Furthermore, he said the report shows that plastic pollution has grown ten times since 1980.

“Industries throw 300-400 million tons of heavy metals, solvents, toxic sludge, and other waste into the planet’s waters each year,” he added.

He expressed that releasing fertiliser residue into coastal ecosystems has resulted in over 400 ocean’ dead zones,’ totalling more than 245 000 km2.

“It is clear that we need to take urgent action at the policy level and all of us as individuals.”

The fifth Global Biodiversity Outlook also provides a portfolio of five main actions to be taken, and Shifeta said the government is working on localising these action areas.

“This will also help us address threats to biodiversity we face such as poaching of high value and endangered species and human-wildlife conflict.”

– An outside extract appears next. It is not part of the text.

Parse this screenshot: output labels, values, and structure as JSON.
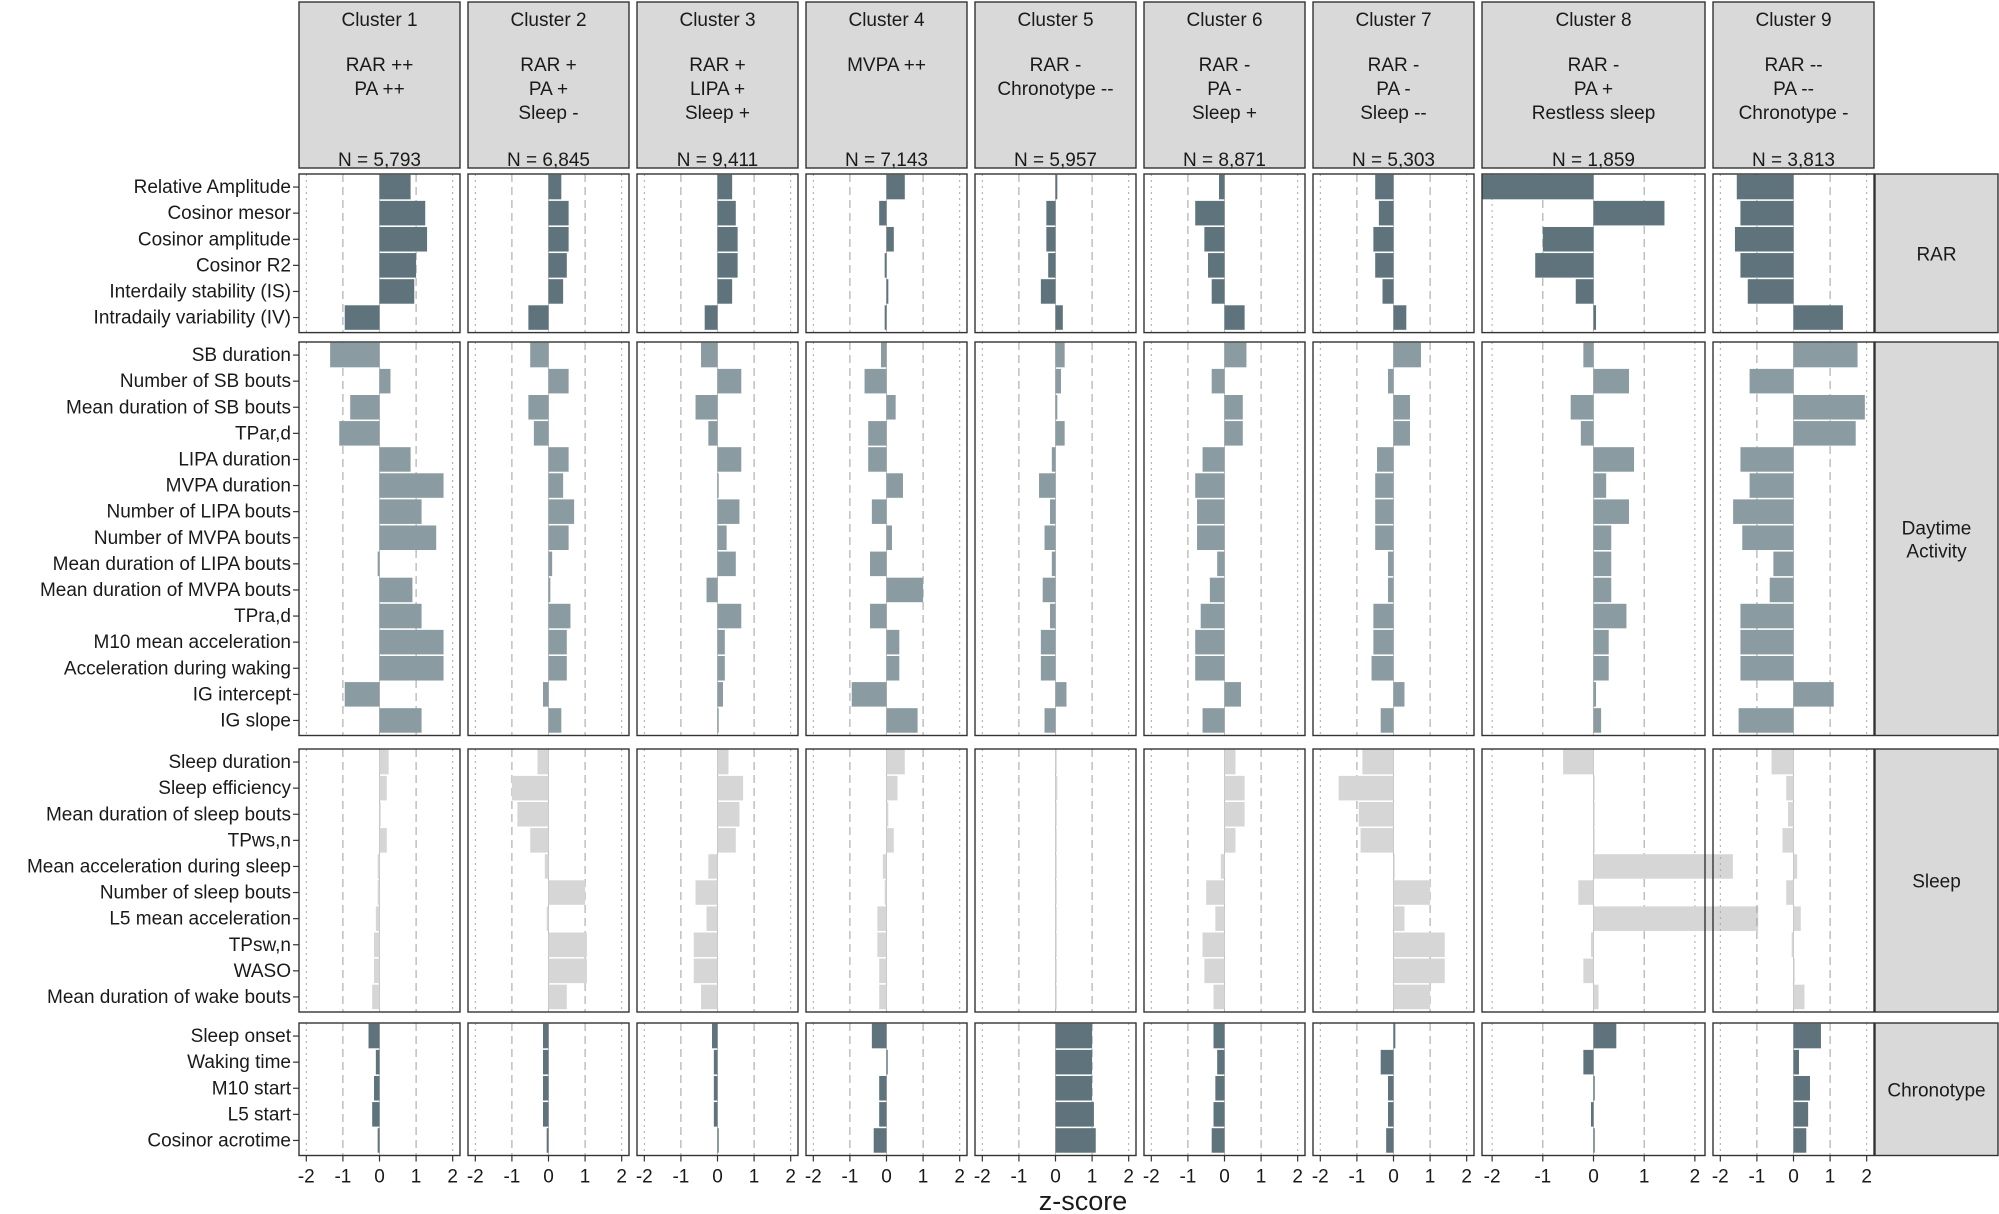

Hence, he said that perhaps more conservation areas in Namibia are not the answer.

“We need to ensure that our existing conservation areas are well-managed and deliver benefits to our people and biodiversity,” he said.

Moreover, he said Namibia prioritises nature-based solutions to adapt to climate change.

“This includes initiatives such as wildlife farming, eco-tourism development, value addition, and product development from our indigenous plant resources,” said Shifeta.

Shifeta said biodiversity remains the answer to several sustainable development challenges.

“The loss of biodiversity is one of the most severe challenges we face as biodiversity is the foundation of our survival,” he said.

He concluded that people should do everything in their power to ensure that biodiversity is protected.

The international biological day is a United Nations-sanctioned international day to promote biodiversity issues and falls annually on 22 May.